Bethany Anne Lind must get tired of playing so many kid roles -- the actress is probably pushing, what, all of 25? -- but it’s hard to feel too sorry for her when she’s so darn good at it. Among her most recent highlights: a precocious kindergartner (in Synchronicity’s “Junie B. Jones”), an innocent adolescent (Horizon’s “Night Blooms”) and a rebellious teenager (Aurora’s “The Storytelling Ability of a Boy”).

Two seasons ago, Lind shone in the Alliance’s “26 Miles,” the 2008 winner of the theater’s annual Kendeda Graduate Playwriting Competition, in which she portrayed a high school student who reluctantly reunites with her estranged mother for a road trip out west.
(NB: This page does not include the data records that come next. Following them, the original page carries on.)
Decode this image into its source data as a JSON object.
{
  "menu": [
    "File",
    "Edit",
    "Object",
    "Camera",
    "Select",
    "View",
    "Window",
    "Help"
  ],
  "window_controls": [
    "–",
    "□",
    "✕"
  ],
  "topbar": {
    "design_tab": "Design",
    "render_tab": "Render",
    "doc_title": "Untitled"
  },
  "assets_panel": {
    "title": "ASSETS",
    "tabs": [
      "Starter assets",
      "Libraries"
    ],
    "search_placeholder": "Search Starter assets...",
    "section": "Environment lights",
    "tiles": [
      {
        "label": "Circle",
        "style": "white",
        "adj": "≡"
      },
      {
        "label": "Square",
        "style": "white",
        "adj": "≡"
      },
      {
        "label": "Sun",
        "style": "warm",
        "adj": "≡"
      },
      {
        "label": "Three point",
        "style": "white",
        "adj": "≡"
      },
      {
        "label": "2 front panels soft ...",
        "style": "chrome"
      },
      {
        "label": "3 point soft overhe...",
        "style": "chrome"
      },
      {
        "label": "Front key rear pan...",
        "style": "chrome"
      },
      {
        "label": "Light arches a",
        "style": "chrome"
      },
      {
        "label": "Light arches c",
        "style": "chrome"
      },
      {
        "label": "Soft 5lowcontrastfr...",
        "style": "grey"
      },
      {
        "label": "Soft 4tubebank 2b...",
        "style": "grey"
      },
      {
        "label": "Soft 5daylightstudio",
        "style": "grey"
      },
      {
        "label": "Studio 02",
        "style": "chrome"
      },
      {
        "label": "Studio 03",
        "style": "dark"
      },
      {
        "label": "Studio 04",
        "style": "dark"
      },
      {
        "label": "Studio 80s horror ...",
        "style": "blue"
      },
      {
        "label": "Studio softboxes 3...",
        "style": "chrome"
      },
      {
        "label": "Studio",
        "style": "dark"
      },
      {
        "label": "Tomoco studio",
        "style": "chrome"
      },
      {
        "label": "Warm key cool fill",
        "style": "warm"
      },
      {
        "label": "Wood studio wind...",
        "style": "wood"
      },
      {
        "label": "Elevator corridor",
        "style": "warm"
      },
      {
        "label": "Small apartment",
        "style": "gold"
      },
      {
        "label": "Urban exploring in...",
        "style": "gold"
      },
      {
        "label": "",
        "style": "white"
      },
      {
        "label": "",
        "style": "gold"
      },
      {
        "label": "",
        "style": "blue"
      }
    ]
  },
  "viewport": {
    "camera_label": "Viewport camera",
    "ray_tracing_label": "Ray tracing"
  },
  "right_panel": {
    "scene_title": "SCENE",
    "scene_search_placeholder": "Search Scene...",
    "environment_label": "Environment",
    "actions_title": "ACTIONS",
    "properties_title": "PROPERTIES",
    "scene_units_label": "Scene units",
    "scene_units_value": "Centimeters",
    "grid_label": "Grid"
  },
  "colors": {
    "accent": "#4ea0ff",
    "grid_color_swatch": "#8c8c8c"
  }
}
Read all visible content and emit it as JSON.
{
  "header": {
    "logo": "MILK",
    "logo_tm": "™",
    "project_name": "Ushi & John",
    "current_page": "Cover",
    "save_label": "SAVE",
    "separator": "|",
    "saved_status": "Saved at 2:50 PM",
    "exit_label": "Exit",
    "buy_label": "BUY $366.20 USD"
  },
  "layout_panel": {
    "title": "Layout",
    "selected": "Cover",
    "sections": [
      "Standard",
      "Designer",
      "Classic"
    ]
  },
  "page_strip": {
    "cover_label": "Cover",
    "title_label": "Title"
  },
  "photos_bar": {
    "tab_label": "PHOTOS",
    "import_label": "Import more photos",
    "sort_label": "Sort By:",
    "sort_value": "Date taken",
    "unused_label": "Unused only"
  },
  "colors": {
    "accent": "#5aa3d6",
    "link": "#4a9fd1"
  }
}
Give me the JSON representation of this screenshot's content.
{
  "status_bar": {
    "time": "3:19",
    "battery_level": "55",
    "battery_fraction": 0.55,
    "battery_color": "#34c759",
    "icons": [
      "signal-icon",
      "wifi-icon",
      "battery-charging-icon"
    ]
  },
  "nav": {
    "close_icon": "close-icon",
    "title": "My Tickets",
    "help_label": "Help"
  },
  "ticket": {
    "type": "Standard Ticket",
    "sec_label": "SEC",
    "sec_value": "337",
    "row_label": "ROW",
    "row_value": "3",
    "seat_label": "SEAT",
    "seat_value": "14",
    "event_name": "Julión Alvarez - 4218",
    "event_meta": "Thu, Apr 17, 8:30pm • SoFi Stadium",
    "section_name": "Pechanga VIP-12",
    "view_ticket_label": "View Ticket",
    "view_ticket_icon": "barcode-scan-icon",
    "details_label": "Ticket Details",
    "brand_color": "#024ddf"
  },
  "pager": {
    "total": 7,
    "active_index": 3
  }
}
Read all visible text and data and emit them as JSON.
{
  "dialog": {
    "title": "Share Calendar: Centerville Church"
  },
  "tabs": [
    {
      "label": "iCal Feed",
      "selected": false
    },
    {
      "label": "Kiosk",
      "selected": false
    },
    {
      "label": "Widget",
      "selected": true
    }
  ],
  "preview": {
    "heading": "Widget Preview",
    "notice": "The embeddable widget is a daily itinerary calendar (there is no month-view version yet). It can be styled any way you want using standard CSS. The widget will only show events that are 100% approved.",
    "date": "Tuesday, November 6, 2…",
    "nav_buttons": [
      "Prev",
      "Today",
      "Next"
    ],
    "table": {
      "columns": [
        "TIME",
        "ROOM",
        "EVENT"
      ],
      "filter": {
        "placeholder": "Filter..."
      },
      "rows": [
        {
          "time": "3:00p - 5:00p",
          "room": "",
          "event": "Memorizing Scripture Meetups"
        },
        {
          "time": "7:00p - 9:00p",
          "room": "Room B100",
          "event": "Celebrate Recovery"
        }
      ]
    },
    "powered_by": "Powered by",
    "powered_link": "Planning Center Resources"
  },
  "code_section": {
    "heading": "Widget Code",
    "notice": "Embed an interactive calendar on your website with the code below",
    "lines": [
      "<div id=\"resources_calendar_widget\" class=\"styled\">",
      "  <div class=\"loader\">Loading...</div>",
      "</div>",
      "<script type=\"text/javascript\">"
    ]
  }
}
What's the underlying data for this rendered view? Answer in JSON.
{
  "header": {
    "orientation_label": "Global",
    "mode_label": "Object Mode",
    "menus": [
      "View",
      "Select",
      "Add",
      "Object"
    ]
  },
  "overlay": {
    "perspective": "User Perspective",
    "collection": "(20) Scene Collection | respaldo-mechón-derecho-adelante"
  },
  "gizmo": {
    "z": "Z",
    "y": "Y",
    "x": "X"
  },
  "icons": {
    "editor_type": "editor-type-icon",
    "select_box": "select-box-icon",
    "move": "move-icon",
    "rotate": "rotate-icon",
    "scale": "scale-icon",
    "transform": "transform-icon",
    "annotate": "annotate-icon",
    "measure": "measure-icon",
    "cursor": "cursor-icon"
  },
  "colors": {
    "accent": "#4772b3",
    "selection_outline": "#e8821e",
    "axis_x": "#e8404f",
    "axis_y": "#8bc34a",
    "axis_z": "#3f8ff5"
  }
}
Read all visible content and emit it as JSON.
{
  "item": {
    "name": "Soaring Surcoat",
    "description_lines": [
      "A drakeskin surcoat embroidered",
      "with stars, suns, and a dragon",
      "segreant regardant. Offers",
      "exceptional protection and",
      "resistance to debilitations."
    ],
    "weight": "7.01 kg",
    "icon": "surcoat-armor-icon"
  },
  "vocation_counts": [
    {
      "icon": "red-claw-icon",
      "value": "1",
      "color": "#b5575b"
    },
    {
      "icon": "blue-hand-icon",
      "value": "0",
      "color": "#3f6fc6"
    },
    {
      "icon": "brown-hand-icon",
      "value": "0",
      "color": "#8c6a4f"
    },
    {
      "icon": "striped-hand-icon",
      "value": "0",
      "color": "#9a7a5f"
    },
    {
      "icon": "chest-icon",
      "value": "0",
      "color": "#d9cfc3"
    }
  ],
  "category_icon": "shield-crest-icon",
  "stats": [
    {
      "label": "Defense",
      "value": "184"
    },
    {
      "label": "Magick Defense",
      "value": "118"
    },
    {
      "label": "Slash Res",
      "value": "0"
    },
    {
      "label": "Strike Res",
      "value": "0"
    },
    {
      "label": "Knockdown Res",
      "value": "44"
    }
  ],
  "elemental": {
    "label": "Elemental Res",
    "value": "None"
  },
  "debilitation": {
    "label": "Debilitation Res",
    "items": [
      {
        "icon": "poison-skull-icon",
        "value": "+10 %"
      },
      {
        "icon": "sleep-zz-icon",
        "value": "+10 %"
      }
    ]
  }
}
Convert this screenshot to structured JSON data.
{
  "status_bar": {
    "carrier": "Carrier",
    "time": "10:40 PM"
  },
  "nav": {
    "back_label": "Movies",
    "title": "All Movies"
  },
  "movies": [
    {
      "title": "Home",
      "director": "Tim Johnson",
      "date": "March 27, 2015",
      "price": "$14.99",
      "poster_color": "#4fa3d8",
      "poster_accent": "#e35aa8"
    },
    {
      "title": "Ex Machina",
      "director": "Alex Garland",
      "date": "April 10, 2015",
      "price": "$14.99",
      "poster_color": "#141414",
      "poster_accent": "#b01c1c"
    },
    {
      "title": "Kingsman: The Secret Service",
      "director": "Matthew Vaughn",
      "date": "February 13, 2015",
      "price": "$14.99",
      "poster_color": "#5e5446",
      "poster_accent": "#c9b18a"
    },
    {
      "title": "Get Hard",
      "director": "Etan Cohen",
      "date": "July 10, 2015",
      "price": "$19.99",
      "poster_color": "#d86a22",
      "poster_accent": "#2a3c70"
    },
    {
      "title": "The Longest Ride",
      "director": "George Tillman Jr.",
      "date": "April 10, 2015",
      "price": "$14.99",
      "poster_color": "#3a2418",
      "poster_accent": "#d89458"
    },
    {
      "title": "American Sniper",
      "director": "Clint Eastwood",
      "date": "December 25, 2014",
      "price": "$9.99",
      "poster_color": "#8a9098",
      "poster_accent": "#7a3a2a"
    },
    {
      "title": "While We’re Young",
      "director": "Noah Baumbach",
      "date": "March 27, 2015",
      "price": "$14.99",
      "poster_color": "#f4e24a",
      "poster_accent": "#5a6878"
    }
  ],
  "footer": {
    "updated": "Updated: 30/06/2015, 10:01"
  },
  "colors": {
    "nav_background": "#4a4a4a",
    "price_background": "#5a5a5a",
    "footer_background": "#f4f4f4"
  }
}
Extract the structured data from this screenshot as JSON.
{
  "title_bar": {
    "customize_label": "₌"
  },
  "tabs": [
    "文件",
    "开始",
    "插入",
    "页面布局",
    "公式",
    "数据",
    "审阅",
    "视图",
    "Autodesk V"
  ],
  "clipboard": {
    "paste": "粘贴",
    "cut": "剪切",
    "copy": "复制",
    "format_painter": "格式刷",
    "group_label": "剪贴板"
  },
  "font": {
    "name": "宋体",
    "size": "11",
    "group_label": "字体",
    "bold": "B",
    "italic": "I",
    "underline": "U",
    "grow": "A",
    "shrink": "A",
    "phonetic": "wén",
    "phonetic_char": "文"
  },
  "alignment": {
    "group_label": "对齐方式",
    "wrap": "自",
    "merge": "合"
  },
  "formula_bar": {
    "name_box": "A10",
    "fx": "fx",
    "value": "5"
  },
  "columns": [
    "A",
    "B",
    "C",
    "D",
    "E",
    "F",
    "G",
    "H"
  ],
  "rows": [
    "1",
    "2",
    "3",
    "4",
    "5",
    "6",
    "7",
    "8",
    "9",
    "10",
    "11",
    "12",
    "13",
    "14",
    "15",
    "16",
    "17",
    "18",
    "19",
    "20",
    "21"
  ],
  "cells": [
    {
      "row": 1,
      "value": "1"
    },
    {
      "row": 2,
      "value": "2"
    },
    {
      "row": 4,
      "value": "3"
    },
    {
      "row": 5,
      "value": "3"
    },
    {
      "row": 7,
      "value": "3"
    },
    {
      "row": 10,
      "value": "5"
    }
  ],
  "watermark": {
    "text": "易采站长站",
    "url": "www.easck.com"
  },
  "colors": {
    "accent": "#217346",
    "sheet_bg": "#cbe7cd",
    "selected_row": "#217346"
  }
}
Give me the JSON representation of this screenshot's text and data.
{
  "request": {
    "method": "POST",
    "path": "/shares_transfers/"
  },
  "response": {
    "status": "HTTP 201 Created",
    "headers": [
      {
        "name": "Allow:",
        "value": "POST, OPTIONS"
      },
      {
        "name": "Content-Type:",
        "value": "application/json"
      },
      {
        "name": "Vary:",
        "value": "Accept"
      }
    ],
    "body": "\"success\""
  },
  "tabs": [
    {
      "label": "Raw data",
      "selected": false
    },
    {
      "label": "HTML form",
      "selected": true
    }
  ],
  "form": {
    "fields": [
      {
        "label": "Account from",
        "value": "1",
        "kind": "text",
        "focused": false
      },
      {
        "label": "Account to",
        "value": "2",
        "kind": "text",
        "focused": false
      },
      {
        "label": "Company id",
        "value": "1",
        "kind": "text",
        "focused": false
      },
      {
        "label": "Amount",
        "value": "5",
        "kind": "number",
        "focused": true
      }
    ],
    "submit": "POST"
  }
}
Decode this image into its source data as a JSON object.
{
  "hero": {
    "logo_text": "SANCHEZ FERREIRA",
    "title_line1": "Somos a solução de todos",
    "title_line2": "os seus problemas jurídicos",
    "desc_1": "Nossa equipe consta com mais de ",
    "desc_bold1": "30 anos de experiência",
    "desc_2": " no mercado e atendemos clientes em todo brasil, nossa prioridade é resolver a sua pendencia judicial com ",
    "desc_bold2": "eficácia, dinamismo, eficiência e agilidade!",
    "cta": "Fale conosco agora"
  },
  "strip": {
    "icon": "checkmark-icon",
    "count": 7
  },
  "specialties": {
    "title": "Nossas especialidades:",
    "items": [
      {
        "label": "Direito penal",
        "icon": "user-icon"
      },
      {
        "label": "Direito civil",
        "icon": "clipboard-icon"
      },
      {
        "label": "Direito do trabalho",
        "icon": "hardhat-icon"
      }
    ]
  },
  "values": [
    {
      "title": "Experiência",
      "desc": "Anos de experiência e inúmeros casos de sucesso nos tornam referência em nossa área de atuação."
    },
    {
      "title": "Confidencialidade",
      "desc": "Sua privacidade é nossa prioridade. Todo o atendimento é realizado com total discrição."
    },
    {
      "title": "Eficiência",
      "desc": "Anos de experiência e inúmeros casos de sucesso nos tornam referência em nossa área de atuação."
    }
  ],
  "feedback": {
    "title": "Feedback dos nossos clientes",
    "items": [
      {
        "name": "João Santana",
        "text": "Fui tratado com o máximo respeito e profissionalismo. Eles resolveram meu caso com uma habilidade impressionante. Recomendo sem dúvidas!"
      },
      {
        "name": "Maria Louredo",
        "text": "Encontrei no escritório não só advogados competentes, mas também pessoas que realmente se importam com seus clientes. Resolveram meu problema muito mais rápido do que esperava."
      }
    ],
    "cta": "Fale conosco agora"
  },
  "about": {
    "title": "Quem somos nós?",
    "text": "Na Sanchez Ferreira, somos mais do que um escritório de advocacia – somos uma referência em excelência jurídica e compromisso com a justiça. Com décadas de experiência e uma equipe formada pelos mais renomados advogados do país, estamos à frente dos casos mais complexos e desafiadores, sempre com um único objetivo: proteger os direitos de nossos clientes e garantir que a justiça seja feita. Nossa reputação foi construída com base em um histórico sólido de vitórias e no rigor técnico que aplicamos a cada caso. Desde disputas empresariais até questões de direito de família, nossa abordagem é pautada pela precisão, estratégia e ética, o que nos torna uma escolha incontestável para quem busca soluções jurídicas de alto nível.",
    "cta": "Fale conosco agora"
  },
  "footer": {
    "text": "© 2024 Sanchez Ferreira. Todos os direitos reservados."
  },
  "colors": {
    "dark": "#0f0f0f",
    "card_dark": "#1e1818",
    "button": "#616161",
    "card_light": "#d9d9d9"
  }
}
Now, curiously enough, in the Alliance’s world premiere of David Mitchell Robinson’s “Carapace,” its 2010 Kendeda winner, Lind co-stars as a high school student who reluctantly reunites with her estranged father, and a few of their scenes together also happen to take place in a car. To be sure, whether or not you saw “26 Miles,” “Carapace” covers a lot of well-trod ground about parental responsibility and neglect.

For her part, however, wonderful actress that she is, Lind isn’t just going through the same old motions. To begin with, “Carapace” spans several years, and much of it is told in flashback, which gives her a greater range to play as the character of Margo matures.

Moreover, Margo suffers from a debilitating stutter that might have seemed maudlin or self-indulgent in less sensitive hands. (As fate would have it, the timing of the show couldn’t be better, what with all the rage over “The King’s Speech.”) As a dramatic device for Robinson, it’s a bit heavy, but Lind brings a nuance to the role that’s heartbreaking.

Robinson’s main character is actually the father, Jeff, a brash TV sports anchor and allegedly recovering alcoholic who narrates the story. "Carapace" marks a welcome return to town for veteran Atlanta actor David de Vries (after three years on the road with “Wicked”), whose performance is a masterful balance of subtle ambiguities and blatant contradictions.

From one scene to the next, you may like Jeff, and then you may not. You want to believe all of his AA platitudes about “searching my moral inventory” and “making direct amends,” even as he’s sneaking shots of Maker’s Mark out in his car. You can sympathize with his reaching out to Margo, if not with how miserably he botches it.

De Vries is on stage for the duration of the play’s 90-plus minutes, exceedingly personable in his running commentary to the audience and yet painfully uneasy dealing with the other characters. In one of de Vries’ strongest scenes, given an opportunity by Margo to apologize, Jeff is utterly speechless, but the actor’s desperate facial expressions say it all.

It isn’t very profound to hear Jeff observe that actions speak louder than words or to suspect that his final encounter with Margo could end badly. Under the astute direction of Tony-winning actress Judith Ivey, the tension and sense of dread is palpable. She also elicits solid supporting turns from Paul Hester, Mark Kincaid, Joe Knezevich and Tony Larkin as the people Jeff meets along the way.

The play’s ultimate destination might seem inevitable; it’s the getting there that distinguishes the journey.

Theater review

“Carapace”

Grade: B

Through March 6. Tuesdays-Saturdays at 8 p.m.; Saturdays-Sundays at 2:30 p.m.; Sundays at 7:30 p.m. $25-$30. Alliance Theatre Hertz Stage, 1280 Peachtree St., Atlanta. 404-733-1500. alliancetheatre.org.

Bottom line: A trip worth taking, despite the dead end.